Meski begitu, perlu diingat bahwa film ini memang lebih menitikberatkan pada imajinasi anak-anak Thompson dan destinasi petualangan mereka di Pohon Nun Jauh. Perbedaan pandangan konflik orang dewasa dengan anak-anak tentunya memberikan kesan menonton yang berbeda.
Di banding sisi fantasi di Pohon Nun Jauh, plot cerita lebih terasa dekat dan menyentuh ketika anak-anak Thompson berada di lingkungan keluarga dan rumahnya. Jujur, setiap keluarga Thompson berkumpul di sejumlah adegan, rasanya hangat sekali melihat kebersamaan yang dibagi.
Bagian ini memberikan kesan pendewasan pada anak-anak Thompson ketika mereka di hutan versus mereka di rumah.

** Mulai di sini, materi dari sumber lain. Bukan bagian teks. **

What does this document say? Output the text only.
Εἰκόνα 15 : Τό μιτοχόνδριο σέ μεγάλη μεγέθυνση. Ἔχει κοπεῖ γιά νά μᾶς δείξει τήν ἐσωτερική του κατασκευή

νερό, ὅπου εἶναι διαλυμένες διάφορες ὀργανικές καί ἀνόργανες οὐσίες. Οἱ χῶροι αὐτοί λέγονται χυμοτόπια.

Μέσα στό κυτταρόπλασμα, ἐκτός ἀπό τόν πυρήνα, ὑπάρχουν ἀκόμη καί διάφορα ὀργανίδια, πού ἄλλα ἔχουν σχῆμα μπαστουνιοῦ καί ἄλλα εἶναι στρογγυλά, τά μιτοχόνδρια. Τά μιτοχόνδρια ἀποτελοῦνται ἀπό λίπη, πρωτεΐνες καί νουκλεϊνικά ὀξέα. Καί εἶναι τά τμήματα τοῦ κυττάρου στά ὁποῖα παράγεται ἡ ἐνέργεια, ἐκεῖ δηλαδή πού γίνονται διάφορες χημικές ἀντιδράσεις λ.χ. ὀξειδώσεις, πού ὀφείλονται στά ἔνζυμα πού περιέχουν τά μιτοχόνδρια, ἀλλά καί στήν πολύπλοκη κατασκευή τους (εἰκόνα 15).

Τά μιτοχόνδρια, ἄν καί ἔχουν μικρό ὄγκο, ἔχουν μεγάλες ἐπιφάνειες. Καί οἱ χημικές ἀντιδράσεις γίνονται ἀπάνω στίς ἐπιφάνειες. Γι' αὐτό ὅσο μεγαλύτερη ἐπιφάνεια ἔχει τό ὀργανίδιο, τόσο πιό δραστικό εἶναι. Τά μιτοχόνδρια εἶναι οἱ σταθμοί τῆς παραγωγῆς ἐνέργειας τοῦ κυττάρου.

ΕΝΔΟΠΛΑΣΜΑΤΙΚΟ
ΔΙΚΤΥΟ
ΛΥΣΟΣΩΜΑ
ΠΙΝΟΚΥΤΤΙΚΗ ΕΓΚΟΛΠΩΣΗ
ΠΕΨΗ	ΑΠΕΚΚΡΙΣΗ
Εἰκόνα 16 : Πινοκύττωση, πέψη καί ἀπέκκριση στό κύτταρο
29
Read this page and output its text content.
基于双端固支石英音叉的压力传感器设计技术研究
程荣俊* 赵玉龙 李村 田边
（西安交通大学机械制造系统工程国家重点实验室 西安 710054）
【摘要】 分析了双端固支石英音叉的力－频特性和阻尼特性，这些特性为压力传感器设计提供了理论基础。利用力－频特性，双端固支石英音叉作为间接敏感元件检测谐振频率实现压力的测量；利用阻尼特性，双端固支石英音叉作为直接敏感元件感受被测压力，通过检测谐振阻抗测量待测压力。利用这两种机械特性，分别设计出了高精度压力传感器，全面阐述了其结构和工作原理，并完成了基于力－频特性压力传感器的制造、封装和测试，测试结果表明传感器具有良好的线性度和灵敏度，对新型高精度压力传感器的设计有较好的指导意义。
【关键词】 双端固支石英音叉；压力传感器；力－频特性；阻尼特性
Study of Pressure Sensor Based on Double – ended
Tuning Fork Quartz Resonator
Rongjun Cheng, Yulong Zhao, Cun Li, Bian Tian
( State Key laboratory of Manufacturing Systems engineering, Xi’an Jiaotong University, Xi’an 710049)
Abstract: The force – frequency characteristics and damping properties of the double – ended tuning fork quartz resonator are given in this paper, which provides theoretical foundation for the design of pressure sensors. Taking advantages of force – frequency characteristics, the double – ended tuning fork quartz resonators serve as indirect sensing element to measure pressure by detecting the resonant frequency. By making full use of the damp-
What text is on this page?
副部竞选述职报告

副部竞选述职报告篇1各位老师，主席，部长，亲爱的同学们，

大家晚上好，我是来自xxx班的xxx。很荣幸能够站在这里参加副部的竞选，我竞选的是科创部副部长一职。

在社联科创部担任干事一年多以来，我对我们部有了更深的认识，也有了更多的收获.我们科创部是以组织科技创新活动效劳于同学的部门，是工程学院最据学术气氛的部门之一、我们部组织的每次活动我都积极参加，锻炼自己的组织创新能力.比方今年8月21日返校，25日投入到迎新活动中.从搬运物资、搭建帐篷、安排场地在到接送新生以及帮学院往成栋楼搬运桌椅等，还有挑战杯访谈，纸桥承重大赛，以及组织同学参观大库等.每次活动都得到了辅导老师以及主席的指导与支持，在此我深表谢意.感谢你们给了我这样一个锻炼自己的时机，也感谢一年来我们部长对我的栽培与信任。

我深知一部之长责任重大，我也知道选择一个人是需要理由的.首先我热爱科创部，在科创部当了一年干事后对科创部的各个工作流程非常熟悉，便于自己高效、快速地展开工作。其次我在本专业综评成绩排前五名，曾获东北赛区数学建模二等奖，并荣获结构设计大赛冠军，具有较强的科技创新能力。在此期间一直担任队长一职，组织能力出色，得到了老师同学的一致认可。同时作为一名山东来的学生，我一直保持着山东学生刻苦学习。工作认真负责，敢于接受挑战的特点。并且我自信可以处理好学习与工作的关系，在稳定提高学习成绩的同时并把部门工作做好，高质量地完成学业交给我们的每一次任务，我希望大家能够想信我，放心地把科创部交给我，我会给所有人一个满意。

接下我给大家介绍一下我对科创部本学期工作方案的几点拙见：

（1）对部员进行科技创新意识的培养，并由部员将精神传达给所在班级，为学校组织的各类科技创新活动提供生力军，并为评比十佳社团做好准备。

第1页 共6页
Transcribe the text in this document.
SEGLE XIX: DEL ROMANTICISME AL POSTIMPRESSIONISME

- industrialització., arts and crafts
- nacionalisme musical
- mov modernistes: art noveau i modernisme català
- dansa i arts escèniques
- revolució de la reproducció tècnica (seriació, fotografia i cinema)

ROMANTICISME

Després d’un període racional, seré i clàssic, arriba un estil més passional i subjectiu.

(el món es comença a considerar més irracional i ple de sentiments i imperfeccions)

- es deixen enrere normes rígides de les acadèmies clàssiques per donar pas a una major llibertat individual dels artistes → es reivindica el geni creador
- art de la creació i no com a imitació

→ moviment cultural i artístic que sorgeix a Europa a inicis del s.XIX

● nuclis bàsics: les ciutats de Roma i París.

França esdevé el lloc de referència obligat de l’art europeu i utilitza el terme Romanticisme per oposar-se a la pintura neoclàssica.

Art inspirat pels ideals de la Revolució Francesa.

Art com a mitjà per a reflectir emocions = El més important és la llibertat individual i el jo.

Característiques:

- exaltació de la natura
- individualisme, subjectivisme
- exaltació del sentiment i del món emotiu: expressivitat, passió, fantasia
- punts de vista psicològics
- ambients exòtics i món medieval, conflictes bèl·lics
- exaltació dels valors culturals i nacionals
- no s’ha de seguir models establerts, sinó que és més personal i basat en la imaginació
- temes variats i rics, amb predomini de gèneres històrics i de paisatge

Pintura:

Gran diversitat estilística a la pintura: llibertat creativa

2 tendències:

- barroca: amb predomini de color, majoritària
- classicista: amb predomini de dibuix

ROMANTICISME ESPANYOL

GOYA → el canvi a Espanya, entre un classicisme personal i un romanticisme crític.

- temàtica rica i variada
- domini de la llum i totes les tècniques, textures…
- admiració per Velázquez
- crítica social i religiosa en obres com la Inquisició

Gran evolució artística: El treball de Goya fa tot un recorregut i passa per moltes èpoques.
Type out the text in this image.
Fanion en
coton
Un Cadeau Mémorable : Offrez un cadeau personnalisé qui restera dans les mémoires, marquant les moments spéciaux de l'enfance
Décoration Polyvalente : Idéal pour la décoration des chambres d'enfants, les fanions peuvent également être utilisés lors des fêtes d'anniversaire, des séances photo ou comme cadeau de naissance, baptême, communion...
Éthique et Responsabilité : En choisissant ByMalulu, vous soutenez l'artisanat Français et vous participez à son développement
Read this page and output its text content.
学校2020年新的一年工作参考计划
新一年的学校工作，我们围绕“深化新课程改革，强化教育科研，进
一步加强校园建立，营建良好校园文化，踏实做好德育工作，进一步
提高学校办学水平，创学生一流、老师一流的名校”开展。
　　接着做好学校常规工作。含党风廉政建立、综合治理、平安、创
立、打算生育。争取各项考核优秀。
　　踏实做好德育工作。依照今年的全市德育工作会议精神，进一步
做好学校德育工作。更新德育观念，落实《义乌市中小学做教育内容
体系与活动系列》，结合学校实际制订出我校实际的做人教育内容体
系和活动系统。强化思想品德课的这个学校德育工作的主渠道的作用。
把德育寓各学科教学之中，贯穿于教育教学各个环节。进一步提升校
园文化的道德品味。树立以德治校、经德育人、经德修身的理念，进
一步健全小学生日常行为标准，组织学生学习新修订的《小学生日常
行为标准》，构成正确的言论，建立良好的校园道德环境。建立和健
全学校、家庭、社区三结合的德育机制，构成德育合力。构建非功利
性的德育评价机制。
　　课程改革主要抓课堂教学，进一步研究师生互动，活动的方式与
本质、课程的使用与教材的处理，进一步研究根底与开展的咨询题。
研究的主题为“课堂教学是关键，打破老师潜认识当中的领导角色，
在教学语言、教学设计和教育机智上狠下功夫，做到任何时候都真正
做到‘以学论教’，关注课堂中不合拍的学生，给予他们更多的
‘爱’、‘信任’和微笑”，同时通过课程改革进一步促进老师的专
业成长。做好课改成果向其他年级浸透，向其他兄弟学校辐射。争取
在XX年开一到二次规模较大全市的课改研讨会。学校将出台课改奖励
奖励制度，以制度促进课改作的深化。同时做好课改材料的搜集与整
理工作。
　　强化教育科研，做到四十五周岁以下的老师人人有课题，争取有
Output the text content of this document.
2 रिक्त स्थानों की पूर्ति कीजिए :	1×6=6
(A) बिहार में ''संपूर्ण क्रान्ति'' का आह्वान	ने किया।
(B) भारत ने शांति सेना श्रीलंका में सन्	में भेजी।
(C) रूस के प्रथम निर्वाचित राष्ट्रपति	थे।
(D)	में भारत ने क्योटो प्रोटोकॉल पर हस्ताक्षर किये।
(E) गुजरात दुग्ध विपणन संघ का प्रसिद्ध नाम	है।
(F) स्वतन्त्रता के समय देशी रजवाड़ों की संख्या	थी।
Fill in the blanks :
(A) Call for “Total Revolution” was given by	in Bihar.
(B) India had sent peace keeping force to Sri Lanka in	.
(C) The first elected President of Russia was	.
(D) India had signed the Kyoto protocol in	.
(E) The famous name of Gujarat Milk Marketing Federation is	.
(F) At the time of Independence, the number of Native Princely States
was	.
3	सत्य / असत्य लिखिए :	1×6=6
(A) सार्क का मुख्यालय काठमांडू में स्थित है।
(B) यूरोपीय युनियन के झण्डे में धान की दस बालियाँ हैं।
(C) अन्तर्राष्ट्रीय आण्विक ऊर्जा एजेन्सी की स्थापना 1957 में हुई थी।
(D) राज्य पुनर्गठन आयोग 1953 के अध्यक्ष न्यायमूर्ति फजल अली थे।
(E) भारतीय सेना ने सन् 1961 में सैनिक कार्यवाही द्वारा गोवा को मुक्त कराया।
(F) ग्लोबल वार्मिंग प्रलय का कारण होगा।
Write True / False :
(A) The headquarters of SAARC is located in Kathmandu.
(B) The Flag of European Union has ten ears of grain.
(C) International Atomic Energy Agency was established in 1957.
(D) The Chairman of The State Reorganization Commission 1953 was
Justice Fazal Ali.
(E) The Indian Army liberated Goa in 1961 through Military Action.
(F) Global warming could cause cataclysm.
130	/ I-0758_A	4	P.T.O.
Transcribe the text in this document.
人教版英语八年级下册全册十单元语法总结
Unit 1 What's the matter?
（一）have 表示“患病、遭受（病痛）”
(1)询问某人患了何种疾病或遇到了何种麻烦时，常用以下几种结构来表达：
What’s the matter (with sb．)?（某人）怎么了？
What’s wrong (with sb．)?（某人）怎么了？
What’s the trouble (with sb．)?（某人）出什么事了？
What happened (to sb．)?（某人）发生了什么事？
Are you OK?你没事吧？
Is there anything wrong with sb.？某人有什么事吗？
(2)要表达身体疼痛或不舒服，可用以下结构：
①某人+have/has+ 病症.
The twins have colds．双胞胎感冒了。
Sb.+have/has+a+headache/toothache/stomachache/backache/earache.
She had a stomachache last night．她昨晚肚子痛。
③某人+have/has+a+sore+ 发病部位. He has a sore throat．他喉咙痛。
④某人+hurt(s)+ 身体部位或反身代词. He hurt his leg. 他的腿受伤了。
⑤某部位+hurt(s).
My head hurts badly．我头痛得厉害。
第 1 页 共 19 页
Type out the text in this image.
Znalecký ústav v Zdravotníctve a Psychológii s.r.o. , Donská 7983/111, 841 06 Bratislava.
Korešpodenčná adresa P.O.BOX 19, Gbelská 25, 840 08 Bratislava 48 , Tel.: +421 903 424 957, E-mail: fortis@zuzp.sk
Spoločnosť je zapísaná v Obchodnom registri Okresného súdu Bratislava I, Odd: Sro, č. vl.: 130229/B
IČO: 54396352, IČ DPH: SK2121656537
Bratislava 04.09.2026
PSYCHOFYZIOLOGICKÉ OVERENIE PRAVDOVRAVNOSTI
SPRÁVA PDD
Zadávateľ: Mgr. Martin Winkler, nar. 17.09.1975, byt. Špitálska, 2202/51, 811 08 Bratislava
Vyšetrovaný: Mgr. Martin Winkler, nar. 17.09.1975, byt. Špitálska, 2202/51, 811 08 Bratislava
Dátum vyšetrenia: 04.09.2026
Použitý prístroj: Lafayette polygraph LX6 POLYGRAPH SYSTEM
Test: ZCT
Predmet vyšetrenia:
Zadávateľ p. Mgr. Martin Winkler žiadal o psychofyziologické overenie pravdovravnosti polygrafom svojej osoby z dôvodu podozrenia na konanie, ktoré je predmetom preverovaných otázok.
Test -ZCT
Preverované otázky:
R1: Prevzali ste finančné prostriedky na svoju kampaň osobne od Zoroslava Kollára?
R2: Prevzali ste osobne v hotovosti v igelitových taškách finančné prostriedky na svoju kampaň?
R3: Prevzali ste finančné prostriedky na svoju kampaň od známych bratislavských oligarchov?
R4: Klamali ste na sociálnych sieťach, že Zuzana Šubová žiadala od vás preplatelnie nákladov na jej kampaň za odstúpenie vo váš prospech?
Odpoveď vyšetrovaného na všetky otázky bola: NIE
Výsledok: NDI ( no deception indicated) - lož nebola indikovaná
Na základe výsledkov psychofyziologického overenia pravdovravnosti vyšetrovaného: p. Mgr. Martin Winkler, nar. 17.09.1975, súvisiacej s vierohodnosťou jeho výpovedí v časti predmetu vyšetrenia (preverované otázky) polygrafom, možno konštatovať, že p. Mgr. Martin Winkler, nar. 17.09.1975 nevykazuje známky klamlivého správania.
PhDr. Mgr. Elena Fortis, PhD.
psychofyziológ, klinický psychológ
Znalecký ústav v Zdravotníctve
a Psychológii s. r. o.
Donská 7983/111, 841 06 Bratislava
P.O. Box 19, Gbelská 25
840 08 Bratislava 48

Khususnya bagi Beth, anak pertama Thompson yang selalu menggerutu.

Dustin Demri-Burns dan Nonso Anozie di The Magic Faraway Tree (sumber: Vertical)
Layardotid memberikan skor 7/10 untuk film The Magic Faraway Tree. Mungkin ada baiknya untuk sedikit menurunkan ekspektasi sebelum menonton film ini.